Considered illegal Bengali immigrants by the government, the Rohingya cannot travel without special permits and are routinely denied the right to education, healthcare and family life. They face jail terms unless they obtain permission to marry and are bound by a rigid two-child policy.
The President’s advisor U Ko Ko Hlaing recently defended the government’s policy to restrict the movements of the Rohingya to certain townships – mainly in northern Arakan state – for “security” reasons.
The director general of the department of population, Myint Kyaing, who is leading the census project in collaboration with the UN Population Fund (UNFPA), has himself previously denied there are any Rohingya in Burma.
“We have no stateless people in Myanmar [Burma] and there are no Rohingya in Myanmar [Burma] as well, because no Bengali people are residing [here],” he said.
UNFPA Representative Mohamed Abdel-Ahad told DVB that the Rohingya had not yet been specifically discussed, but insisted that “the census will be inclusive.”
Up to 400,000 Rohingya have sought refuge from religious and racial persecution in neighbouring Bangladesh, where they often face further discrimination. The Bangladeshi government has only recognised 28,000 refugees, leaving the rest in the shadows of statelessness and social exclusion.
A 2010 report by Physicians for Human Rights concluded that “Bangladeshi authorities have waged an unprecedented campaign of arbitrary arrest, illegal expulsion, and forced internment against Burmese refugees.”
The Rohingya were stripped of their Burmese citizenship in 1982 by former military chief Ne Win on the basis of being “non-nationals”. But Rohingya groups insist they have lived in Burma for generations, citing evidence of political participation dating as far back as 1936.
Reports of racism against Rohingya are widespread in Burmese society. Last year, a BBC report that identified Arakan state as populated by the group caused an outrage across Burma, culminating in threats to boycott the media outlet.
Even democracy icon Aung San Suu Kyi and her National League for Democracy (NLD) has refused to speak out on behalf of the Rohingya.

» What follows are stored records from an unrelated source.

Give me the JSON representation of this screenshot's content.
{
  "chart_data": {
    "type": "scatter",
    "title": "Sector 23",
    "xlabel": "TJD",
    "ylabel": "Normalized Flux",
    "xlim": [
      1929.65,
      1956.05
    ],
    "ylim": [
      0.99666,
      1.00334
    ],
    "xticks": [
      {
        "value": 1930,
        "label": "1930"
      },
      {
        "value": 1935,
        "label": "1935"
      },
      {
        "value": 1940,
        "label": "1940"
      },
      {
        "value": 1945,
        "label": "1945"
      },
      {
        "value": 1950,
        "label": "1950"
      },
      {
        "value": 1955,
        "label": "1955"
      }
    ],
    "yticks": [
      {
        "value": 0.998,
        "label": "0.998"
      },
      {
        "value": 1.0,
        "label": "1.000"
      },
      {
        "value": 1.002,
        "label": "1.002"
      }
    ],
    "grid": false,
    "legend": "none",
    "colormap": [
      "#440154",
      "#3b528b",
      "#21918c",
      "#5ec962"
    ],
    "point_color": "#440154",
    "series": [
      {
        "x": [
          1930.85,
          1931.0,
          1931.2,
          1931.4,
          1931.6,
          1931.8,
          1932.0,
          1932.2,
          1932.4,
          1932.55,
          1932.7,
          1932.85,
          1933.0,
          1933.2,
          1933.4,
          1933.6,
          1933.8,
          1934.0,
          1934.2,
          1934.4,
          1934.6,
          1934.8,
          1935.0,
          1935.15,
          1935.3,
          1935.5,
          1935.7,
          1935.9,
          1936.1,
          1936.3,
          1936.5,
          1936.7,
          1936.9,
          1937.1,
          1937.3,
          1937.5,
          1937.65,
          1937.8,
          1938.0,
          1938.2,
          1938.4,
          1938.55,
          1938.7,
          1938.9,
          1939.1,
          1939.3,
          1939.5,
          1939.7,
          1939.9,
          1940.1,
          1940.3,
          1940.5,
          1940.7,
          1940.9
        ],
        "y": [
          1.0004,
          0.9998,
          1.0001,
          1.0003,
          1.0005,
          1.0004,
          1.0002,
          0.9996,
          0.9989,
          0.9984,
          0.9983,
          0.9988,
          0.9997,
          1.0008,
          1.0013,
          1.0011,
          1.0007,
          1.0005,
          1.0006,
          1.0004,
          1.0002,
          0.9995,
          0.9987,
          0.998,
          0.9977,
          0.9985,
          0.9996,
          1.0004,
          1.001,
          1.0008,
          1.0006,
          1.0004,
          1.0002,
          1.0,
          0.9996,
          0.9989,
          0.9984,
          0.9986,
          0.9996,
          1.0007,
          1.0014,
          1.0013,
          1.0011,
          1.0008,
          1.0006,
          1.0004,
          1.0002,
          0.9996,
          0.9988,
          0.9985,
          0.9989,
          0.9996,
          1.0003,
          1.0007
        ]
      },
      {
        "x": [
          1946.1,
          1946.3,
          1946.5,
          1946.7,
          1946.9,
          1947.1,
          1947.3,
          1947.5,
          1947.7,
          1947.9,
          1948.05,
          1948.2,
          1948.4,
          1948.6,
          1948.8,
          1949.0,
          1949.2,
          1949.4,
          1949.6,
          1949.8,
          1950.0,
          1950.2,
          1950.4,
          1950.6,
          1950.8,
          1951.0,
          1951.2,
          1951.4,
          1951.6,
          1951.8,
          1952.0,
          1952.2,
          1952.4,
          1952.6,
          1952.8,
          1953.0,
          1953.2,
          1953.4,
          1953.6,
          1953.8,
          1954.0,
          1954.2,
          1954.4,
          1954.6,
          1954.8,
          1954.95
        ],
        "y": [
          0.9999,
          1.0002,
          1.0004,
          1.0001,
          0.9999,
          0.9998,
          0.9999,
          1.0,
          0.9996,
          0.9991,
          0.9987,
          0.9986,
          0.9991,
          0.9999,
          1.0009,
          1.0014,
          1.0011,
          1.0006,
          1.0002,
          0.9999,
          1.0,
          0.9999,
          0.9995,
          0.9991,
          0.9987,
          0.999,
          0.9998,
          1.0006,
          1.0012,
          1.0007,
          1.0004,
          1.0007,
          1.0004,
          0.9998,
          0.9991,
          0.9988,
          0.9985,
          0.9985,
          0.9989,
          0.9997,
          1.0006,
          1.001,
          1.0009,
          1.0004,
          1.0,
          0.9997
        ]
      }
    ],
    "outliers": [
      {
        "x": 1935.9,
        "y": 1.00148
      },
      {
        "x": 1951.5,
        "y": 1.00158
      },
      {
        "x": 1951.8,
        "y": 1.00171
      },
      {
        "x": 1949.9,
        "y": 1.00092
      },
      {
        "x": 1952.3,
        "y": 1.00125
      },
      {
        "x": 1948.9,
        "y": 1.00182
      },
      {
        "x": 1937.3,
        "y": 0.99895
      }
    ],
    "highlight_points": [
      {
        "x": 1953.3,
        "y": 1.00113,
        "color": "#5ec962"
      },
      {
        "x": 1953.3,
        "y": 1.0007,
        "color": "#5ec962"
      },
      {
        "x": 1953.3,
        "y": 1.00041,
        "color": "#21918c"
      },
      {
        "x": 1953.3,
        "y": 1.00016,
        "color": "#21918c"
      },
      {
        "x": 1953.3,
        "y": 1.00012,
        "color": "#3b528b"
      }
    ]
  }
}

When pressed on the issue in a recent BBC World interview, a senior official for the NLD replied:
“I don’t want to answer because even in our organisation the Rohingya question has not been settled. Even in our leadership some of them think that the Rohingya is a very delicate question.”
Both the US and EU have called for greater rights for the Rohingya, but it is unclear what level or priority they will be afforded in Burma’s reform process. Campaigners say the NLD’s voice is crucial.
“Instead of staying silent, [Suu Kyi] should speak up,” said Tun Khin. “I believe she is currently paying more attention to mainstream politics.”